Where do we go from here? (Painted Dance Collective)

Painted Dance Collective

A non competitive studio space providing training opportunities for artistic and personal growth in Unama’ki/Cape Breton, NS.

Where do we go from here?

Community Project

Over the last two years we have been asking this question. Whether or not we ever had the answer didn’t change the fact that we did have to keep going. Keep making new decisions. Keep moving forward. We had to find a way to re-imagine and re-emerge after it felt like the world stopped. Within that was (still is) incredible struggle and loss. So how do we find the endurance to keep going?
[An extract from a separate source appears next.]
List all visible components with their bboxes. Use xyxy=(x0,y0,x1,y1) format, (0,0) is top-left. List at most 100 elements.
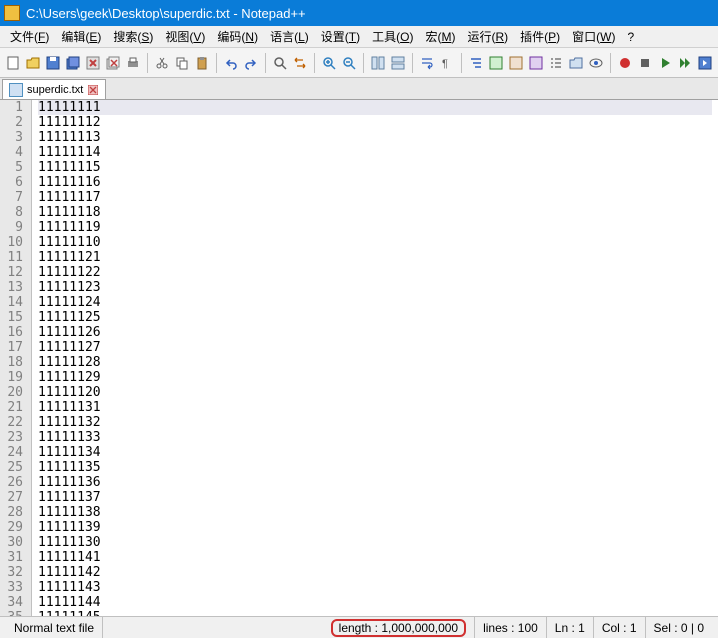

How do we grow around our grief?

This piece explores how collective awareness is fundamental to self awareness, using choreography that inspires individual decision-making within the group of dancers to create a visual for the idea. The ways in which we experience our surroundings, happenings, and communities, will affect how we individuate; in our identity, emotions, and choices. These experiences will activate us, challenge us, change us. Some of us will get lost, some of us won’t make it. The only thing for sure is that we go through it together.

Length of piece: ~20 minutes, Runs 6x every 40 minutes

Performance Times: 7:05pm 7:45pm 8:25pm 9:05pm 9:45pm 10:25pm

Join us in between sets for an all night dance party!

 

Land Acknowledgement

With construction still underway in Downtown Sydney, the festival will be hosted at Eltuek Arts Centre for this year. In line with Eltuek Arts Centre's land acknowledgment, we recognize that this festival occurs on the traditional and unceded ancestral territories of the Mi'kma'ki people.

Eymu'ti'k Unama'ki, newte'jk l'uiknek te'sikl Mi'kmawe'l maqamikal mna'q iknmuetumitl. Ula maqamikew wiaqwikasik Wantaqo'tie'l aqq I'lamatultimkewe'l Ankukamkewe'l Mi'kmaq aqq Eleke'wuti kisa'matultisnik 1726ek.

Eltuek Arts Centre is in Unama'ki, one of the seven traditional and unceded ancestral districts of the people of Mi'kma'ki. This territory is covered by the Treaties of Peace and Friendship which the Mi'kmaq first signed with the British Crown in 1726.

Ketu'-keknuite'tmek aqq kepmite'tmek ula tela'maiultimkip wjit maqamikew ta'n etekl mtmo'taqney. Ula tett, ula maqamikek, etl-lukutiek l'tunen aqq apoqntmnen apoqnmasimk aqq weliknamk Unama'ki.

We wish to recognize and honour this understanding of the lands on which we reside. It is from here, on these lands, that we work to create and support a culture of self-reliance and vibrancy on Unama'ki (Cape Breton Island).